La recente pubblicazione di un bando da 1,4 milioni di euro da parte della Presidenza del Consiglio dei Ministri, destinato a progetti celebrativi di figure di spicco nella storia italiana, ha riacceso un acceso dibattito sulle modalità di commemorazione del passato e sui confini etici della celebrazione pubblica.
In particolare, l’inclusione di Giovanni Gentile, figura controversa e ministro dell’Istruzione durante il Ventennio fascista, ha suscitato profonda indignazione e solleva interrogativi cruciali sulla memoria storica e il rispetto per le minoranze linguistiche.
La scelta, come anticipato da fonti informative, appare particolarmente insensibile alla luce di precedenti episodi, come la polemica suscitata l’anno scorso dalla progettazione di un francobollo celebrativo, che avevano già evidenziato la delicatezza del tema.
La senatrice Julia Unterberger, presidente del Gruppo per le Autonomie, ha espresso con fermezza il suo disappunto, sottolineando l’incongruenza di onorare una figura centrale nella realizzazione di una politica di italianizzazione forzata che ha avuto conseguenze devastanti sul territorio sudtirolese.
La riforma gentileana, più che una semplice riforma scolastica, rappresentò uno strumento ideologico volto all’assimilazione culturale e linguistica, con un impatto diretto e doloroso sulla comunità germanofona del Sudtirolo.
L’imposizione dell’italiano come unica lingua di insegnamento, con il divieto di utilizzo del tedesco, comportò la deprivazione di un intero segmento della popolazione dall’accesso alla propria lingua madre, un diritto fondamentale alla propria identità culturale.
Questo atto di oppressione linguistica diede origine a una rete clandestina di scuole, le cosiddette *Katakombenschulen*, luoghi di resistenza silenziosa dove insegnanti, prevalentemente donne, rischiando la propria libertà e la propria vita, mantennero viva la fiamma dell’istruzione in tedesco.
Queste donne, figure eroiche e spesso dimenticate, subirono persecuzioni, arresti e, in alcuni casi, la morte nelle carceri fasciste, incarnando la resilienza e la determinazione di un popolo che si rifiutava di rinunciare alla propria identità.

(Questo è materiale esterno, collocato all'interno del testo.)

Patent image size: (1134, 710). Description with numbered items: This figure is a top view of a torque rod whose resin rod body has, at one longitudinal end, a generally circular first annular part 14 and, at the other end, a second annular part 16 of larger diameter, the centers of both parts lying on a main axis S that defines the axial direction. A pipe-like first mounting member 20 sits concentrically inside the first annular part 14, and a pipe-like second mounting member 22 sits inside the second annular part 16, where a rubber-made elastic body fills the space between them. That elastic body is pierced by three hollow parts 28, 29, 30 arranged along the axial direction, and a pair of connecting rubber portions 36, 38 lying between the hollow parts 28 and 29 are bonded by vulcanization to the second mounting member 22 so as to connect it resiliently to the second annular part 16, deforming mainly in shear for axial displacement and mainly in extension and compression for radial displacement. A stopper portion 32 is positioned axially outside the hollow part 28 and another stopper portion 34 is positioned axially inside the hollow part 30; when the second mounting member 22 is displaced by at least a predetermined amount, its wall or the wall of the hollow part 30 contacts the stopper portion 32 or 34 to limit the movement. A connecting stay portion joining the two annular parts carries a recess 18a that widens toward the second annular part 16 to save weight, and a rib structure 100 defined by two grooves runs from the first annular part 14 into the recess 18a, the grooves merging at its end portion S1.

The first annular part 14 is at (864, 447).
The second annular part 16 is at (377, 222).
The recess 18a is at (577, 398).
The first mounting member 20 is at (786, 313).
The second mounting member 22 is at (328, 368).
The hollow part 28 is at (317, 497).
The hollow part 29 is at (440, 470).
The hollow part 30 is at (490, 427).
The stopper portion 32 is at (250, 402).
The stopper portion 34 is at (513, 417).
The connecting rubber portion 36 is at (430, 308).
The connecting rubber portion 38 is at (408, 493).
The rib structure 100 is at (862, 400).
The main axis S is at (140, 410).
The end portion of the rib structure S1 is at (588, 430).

È innegabile che Giovanni Gentile rappresenti una figura complessa, meritevole di analisi storico-filosofica approfondite.
Il suo pensiero, che intreccia idealismo e pragmatismo, offre spunti di riflessione rilevanti per la comprensione del pensiero politico italiano del Novecento.
Tuttavia, sussiste una differenza abissale tra l’indagine storiografica, che mira alla comprensione critica del passato, e la celebrazione acritica, che rischia di banalizzare le sofferenze e le ingiustizie subite.
Includere una figura come Gentile in una lista di “italiani illustri” si configura non solo come una mancanza di sensibilità nei confronti della comunità sudtirolese, ma anche come un affronto alla memoria delle vittime del fascismo e un potenziale ostacolo alla costruzione di una memoria collettiva autentica e inclusiva.
La celebrazione del passato non dovrebbe mai prescindere da un’attenta riflessione etica e da un profondo rispetto per la dignità di ogni individuo e di ogni comunità.
Il dibattito sollevato da questa iniziativa rappresenta un’opportunità per riaffrontare il tema della memoria storica e per definire i limiti, imprescindibili, della celebrazione pubblica.